Resolution C060 frowns on sexism and calls for diminishing sexism in the church. The first of these, resolution C060, Breaking the Episcopal Stained-Glass Ceiling, was proposed by the Diocese of Newark and came to the house through the Ministry Committee (Committee 15). The resolution proposes the creation of a task force of three bishops, three priests or deacons and six lay people, including at least two young adults, to research sexism in the church, and “the role it plays in pay equity, status, and gender-based harassment.” The resolution stipulates that at least half the members of the task force be women.
In a similar spirit of promoting greater opportunity and access within the church, the house passed resolution D087, Parents Nursing or Bottle-Feeding Children, originally proposed by Deputy Michael Funston. The resolution was presented by Rules of Order Committee Chair, Deputy Rob Schneider of West Texas, who noted that, this usually-lightly attended committee “may have set an attendance record” at the hearing on this issue. This resolution was proposed in response to an incident at the beginning of the first legislative session on July 5 when Deputy Erica Pomerenk of Colorado and her 12-week-old daughter Beatrice, were denied admission to the house floor by a volunteer who said the child was not allowed on the floor.
“This should not happen again,” said Deputy Lawrence Hitt, co-chair of the Colorado deputation, especially because “women are increasingly powerful members of this house, members since 1970, and breastfeeding since at least that long.”

An enthusiastic welcome of the Episcopal Church in Cuba

One of the exciting and celebratory accomplishments of the General Convention was to welcome back home the Episcopal Church in Cuba after 52 years (1966 to 2018). Resolution A238 articulated the reasons of the Episcopal Church in Cuba Committee to the General Convention to admit the Episcopal Church in Cuban into the TEC, after a half-century breach in formal relations.
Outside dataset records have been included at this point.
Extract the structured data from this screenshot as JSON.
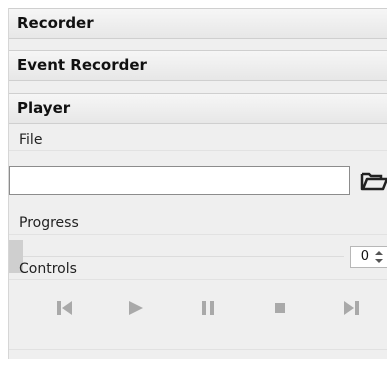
{
  "sections": {
    "recorder": "Recorder",
    "event_recorder": "Event Recorder",
    "player": "Player"
  },
  "player": {
    "file_label": "File",
    "file_value": "",
    "progress_label": "Progress",
    "progress_fraction": 0,
    "progress_value": "0",
    "controls_label": "Controls",
    "controls": [
      {
        "icon": "skip-to-start-icon"
      },
      {
        "icon": "play-icon"
      },
      {
        "icon": "pause-icon"
      },
      {
        "icon": "stop-icon"
      },
      {
        "icon": "skip-to-end-icon"
      }
    ]
  },
  "icons": {
    "folder": "folder-open-icon",
    "spinner": "spinner-arrows-icon"
  },
  "colors": {
    "panel_bg": "#efefef",
    "header_bg": "#e7e7e7",
    "disabled_icon": "#a9a9a9",
    "text": "#111111"
  }
}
The constitutional and canonical indecisiveness of the Legislative Committee was “whether the General Convention had the power to act to bring in an existing Anglican Communion diocese and a bishop.” It was later realized that the relevant canonical provision Article V, Section 1 of the constitution “does not expressly provide for creation of a new diocese from an existing Anglican Communion diocese, neither does it expressly limit or forbid General Convention from doing so.” Since “all power is in the General Convention which the constitution does not limit,” based on Resolution 1976 – D004, the Committee resolved to move ahead and called on the 79th General Convention to welcome back home the Episcopal Church in Cuba.
Resolution A238 called for $400,000 for support of the Cuban church’s ongoing mission and an interim body to accompany the two churches through their transition to re-unification and $50,000 to fund that work.